44. In an experiment, Dr. Smith feeds different amounts of protein to dairy cows and measures the differences in their milk yields. What is the independent variable?
time
milk yield
amount of protein
placebo
Answer: C
The researcher can alter the amount of protein and it is the independent variable; the milk yield is the dependent variable. Time isn’t being measured and there is no placebo described in this experimental design.

45. What does this graph show?
There is no difference between placebo and zinc lozenges.
Taking placebo lozenges causes people to have more types of cold symptoms.
Zinc lozenges lead to people catching fewer colds.
People taking zinc lozenges show cold symptoms for a shorter period of time.
Answer: D
The Y axis measures how many days individuals have cold symptoms. The shorter bar for zinc lozenges indicates that people taking them have cold symptoms for a shorter period of time than with placebo lozenges.

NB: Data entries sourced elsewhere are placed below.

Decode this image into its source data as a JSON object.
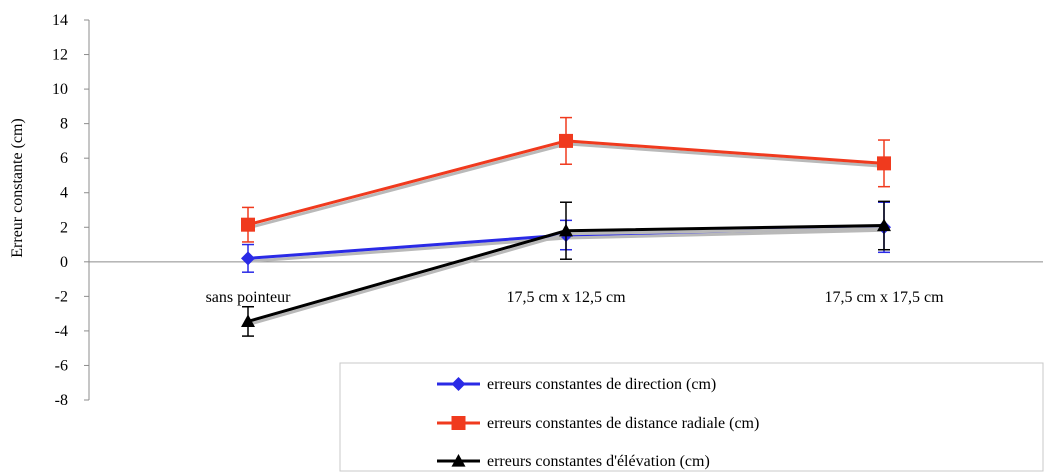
{
  "chart_data": {
    "type": "line",
    "title": "",
    "xlabel": "",
    "ylabel": "Erreur constante (cm)",
    "ylim": [
      -8,
      14
    ],
    "y_ticks": [
      14,
      12,
      10,
      8,
      6,
      4,
      2,
      0,
      -2,
      -4,
      -6,
      -8
    ],
    "categories": [
      "sans pointeur",
      "17,5 cm x 12,5 cm",
      "17,5 cm x 17,5 cm"
    ],
    "grid": false,
    "legend_position": "bottom-right",
    "series": [
      {
        "name": "erreurs constantes de direction (cm)",
        "color": "#2a2ae6",
        "marker": "diamond",
        "values": [
          0.2,
          1.55,
          2.0
        ],
        "error": [
          0.8,
          0.85,
          1.45
        ]
      },
      {
        "name": "erreurs constantes de distance radiale (cm)",
        "color": "#f03a1e",
        "marker": "square",
        "values": [
          2.15,
          7.0,
          5.7
        ],
        "error": [
          1.0,
          1.35,
          1.35
        ]
      },
      {
        "name": "erreurs constantes d'élévation (cm)",
        "color": "#000000",
        "marker": "triangle",
        "values": [
          -3.45,
          1.8,
          2.1
        ],
        "error": [
          0.85,
          1.65,
          1.4
        ]
      }
    ]
  }
}
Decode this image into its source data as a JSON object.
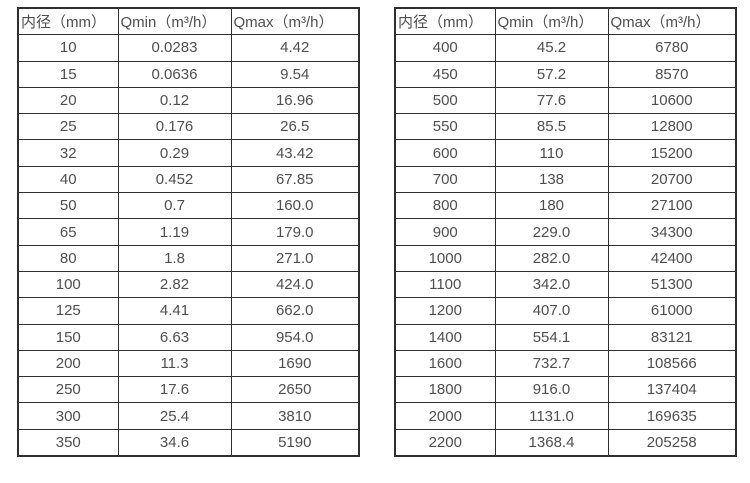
{
  "colors": {
    "border": "#2f2f2f",
    "text": "#4f4f4f",
    "background": "#ffffff"
  },
  "tables": [
    {
      "headers": [
        "内径（mm）",
        "Qmin（m³/h）",
        "Qmax（m³/h）"
      ],
      "rows": [
        [
          "10",
          "0.0283",
          "4.42"
        ],
        [
          "15",
          "0.0636",
          "9.54"
        ],
        [
          "20",
          "0.12",
          "16.96"
        ],
        [
          "25",
          "0.176",
          "26.5"
        ],
        [
          "32",
          "0.29",
          "43.42"
        ],
        [
          "40",
          "0.452",
          "67.85"
        ],
        [
          "50",
          "0.7",
          "160.0"
        ],
        [
          "65",
          "1.19",
          "179.0"
        ],
        [
          "80",
          "1.8",
          "271.0"
        ],
        [
          "100",
          "2.82",
          "424.0"
        ],
        [
          "125",
          "4.41",
          "662.0"
        ],
        [
          "150",
          "6.63",
          "954.0"
        ],
        [
          "200",
          "11.3",
          "1690"
        ],
        [
          "250",
          "17.6",
          "2650"
        ],
        [
          "300",
          "25.4",
          "3810"
        ],
        [
          "350",
          "34.6",
          "5190"
        ]
      ]
    },
    {
      "headers": [
        "内径（mm）",
        "Qmin（m³/h）",
        "Qmax（m³/h）"
      ],
      "rows": [
        [
          "400",
          "45.2",
          "6780"
        ],
        [
          "450",
          "57.2",
          "8570"
        ],
        [
          "500",
          "77.6",
          "10600"
        ],
        [
          "550",
          "85.5",
          "12800"
        ],
        [
          "600",
          "110",
          "15200"
        ],
        [
          "700",
          "138",
          "20700"
        ],
        [
          "800",
          "180",
          "27100"
        ],
        [
          "900",
          "229.0",
          "34300"
        ],
        [
          "1000",
          "282.0",
          "42400"
        ],
        [
          "1100",
          "342.0",
          "51300"
        ],
        [
          "1200",
          "407.0",
          "61000"
        ],
        [
          "1400",
          "554.1",
          "83121"
        ],
        [
          "1600",
          "732.7",
          "108566"
        ],
        [
          "1800",
          "916.0",
          "137404"
        ],
        [
          "2000",
          "1131.0",
          "169635"
        ],
        [
          "2200",
          "1368.4",
          "205258"
        ]
      ]
    }
  ]
}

46. The confidence interval is the range of values that has a _____ probability of containing the true population mean. 5%
30%
75%
95%
Answer: D
The actual population mean will have a 95% probability of being within this range.

47. A statistical test evaluates the chance of __________.
observer error.
sampling error.
alternative mechanisms.
need for controls.
Answer: B
A statistical test measures the probability of chance errors in sampling. They cannot tell us about poor performance from the experimenter, possible other explanations, or the need for better experimental design.

48. Which of these statements about primary and secondary sources are correct?
Primary sources are written by researchers; secondary sources are written by book authors, news reporters, and advertisers.
Primary sources aren’t biased; secondary sources are biased.
Primary sources are not peer reviewed; secondary sources are peer reviewed.
Primary sources are less reliable; secondary sources are more reliable.
Answer: A
Secondary sources are written by various types of authors based on the primary sources written by researchers. Sometimes, primary sources can be biased (researchers are human). Primary sources are peer reviewed, and therefore more reliable than secondary sources.

49. What is the best way to prevent the common cold?
Take vitamin C.
Wash your hands.
Take zinc lozenges.
Get a cold vaccine.
Answer: B
The best way to prevent the common cold is frequent hand washing. Research shows that vitamin C intake has no effect on susceptibility and zinc lozenges only affect the duration of a cold. There is currently no cold vaccine.